Article du 31/12/19, avec l'aimable autorisation d'Alternatives Economiques© 

Péché n° 6 : Avec les « slasheurs », ces travailleurs payés à la tâche qui jonglent avec les boulots et les statuts, le capitalisme renoue avec l’un de ses péchés originels.

Enchaîner les missions et les employeurs, jongler avec les factures de sa microentreprise et ses feuilles de paie de salarié… Il existe un mot tout neuf pour désigner ces travailleuses et travailleurs qui cumulent petits boulots et différents statuts : slasheur. Le capitalisme renoue ici avec l’un de ses péchés originels : ne rémunérer que l’activité purement productive. Et revenir aux XVIIIe et XIXe siècles, à l’époque de la proto-­industrie et des ouvriers payés à la pièce, travaillant depuis chez eux. Les employeurs avaient ensuite eux-mêmes refermé cette parenthèse en décidant de regrouper dans un même lieu de production ces manutentionnaires. La volonté de mieux contrôler leurs horaires et d’accroître les gains de productivité avait alors fait naître une nouvelle forme de subordination, mais aussi, avec elle, un syndicalisme et des luttes sociales à l’origine d’un droit du travail et de protections solides.
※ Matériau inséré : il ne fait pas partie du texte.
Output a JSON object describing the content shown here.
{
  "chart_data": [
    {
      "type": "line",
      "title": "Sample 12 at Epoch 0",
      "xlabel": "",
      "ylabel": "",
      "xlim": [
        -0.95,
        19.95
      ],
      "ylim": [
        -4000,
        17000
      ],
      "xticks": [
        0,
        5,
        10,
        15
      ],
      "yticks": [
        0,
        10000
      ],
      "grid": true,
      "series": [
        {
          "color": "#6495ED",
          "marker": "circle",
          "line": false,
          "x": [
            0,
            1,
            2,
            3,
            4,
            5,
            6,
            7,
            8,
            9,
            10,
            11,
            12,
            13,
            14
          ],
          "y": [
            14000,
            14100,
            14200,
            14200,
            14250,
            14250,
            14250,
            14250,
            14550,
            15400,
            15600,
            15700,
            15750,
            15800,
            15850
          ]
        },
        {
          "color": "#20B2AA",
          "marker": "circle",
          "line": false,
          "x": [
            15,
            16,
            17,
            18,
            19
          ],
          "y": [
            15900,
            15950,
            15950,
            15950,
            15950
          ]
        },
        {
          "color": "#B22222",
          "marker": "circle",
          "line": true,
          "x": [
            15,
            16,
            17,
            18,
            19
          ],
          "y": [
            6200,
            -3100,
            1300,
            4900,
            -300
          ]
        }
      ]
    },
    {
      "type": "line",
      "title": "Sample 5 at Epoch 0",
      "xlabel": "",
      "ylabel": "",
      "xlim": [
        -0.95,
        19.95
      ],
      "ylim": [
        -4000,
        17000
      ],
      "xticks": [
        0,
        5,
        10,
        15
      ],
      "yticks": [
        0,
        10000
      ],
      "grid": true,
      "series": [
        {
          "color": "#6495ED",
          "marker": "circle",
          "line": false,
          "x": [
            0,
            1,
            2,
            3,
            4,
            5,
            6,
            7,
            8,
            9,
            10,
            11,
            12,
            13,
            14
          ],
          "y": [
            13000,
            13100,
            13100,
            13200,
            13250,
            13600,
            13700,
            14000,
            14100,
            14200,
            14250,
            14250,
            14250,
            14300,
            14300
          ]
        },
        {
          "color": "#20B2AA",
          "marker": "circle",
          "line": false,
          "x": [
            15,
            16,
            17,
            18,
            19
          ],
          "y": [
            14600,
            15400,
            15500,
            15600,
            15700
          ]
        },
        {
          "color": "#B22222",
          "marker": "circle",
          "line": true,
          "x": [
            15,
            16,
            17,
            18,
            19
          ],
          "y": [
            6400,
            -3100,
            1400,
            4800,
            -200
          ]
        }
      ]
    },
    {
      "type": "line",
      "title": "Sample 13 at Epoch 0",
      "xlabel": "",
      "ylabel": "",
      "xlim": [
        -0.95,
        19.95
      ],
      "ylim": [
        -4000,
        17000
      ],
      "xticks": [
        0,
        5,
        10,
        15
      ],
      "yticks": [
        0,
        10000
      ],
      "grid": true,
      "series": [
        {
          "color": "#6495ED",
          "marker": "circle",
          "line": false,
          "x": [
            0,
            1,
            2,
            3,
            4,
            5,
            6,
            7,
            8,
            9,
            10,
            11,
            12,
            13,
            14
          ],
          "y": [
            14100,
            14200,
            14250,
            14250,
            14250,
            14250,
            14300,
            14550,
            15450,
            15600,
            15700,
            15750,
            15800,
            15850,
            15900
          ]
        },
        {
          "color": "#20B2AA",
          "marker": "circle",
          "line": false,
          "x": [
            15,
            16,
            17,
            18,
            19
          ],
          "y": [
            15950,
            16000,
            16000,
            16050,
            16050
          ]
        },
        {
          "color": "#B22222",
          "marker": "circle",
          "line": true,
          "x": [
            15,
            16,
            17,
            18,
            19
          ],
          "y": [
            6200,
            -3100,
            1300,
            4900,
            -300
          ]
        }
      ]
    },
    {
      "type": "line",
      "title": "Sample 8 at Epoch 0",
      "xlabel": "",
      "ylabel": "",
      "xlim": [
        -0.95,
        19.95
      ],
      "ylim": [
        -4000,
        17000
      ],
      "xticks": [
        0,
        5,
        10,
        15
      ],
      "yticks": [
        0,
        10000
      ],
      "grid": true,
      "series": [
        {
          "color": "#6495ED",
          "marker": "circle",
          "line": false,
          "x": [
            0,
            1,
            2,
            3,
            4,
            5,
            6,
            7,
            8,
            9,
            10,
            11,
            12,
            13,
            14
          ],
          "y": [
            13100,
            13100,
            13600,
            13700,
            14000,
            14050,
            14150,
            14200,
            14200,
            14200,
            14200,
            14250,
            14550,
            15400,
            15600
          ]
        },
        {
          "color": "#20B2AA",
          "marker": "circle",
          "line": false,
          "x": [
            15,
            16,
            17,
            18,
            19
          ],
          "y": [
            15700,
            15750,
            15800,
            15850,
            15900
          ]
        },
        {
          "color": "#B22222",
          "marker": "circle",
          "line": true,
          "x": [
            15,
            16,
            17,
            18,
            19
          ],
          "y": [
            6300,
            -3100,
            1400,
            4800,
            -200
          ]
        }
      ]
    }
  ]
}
Marché du travail assoupli. C’est cette « rigidité du marché du travail » qui, depuis des décennies, est pilonnée par les promoteurs de la baisse du coût du travail. Pour ne pas avoir à s’acquitter des droits attachés à l’ancienneté (congés, formation…) ou pour répondre à des surcroîts d’activité, les employeurs ont pu compter en France sur un législateur obligeant. Intérim, CDD… Sur 45 millions de contrats de travail créés en France chaque année, 40 millions sont courts (83 % d’entre eux durent moins d’un mois). Et ce sont essentiellement des chômeurs qui les occupent : sur les 6,3 millions d’inscrits à Pôle emploi, près de 2 millions d’allocataires travaillent.

En marge de ces abonnés aux contrats précaires, gravitent d’autres tâcherons, les microentrepreneurs qui, eux, ne relèvent pas du salariat. A la faveur de la révolution numérique et d’une législation, là encore, favorable, on compte dans l’Hexagone 838 000 microentrepreneurs économiquement actifs (parmi une population de 3,2 millions d’indépendants), dont les revenus s’élevaient en moyenne à 460 euros par mois en 2016, selon l’Insee. Et c’est sans compter les nouveaux bataillons de travailleurs du clic sans statut légal. Selon une étude de Télécom ParisTech et du CNRS emmenée par le sociologue Antonio Casilli, ces microtravailleurs seraient plus de 260 000 rien qu’en France. Sans aucun statut ni aucune protection sociale, ils – ou plutôt elles, car ce sont pour beaucoup des femmes au foyer – effectuent pour le compte de plates-formes comme Foule Factory des microtâches sans valeur ajoutée (reconnaître un feu rouge sur des images, détourer un objet…), rémunérées quelques centimes d’euros versés sur un compte PayPal.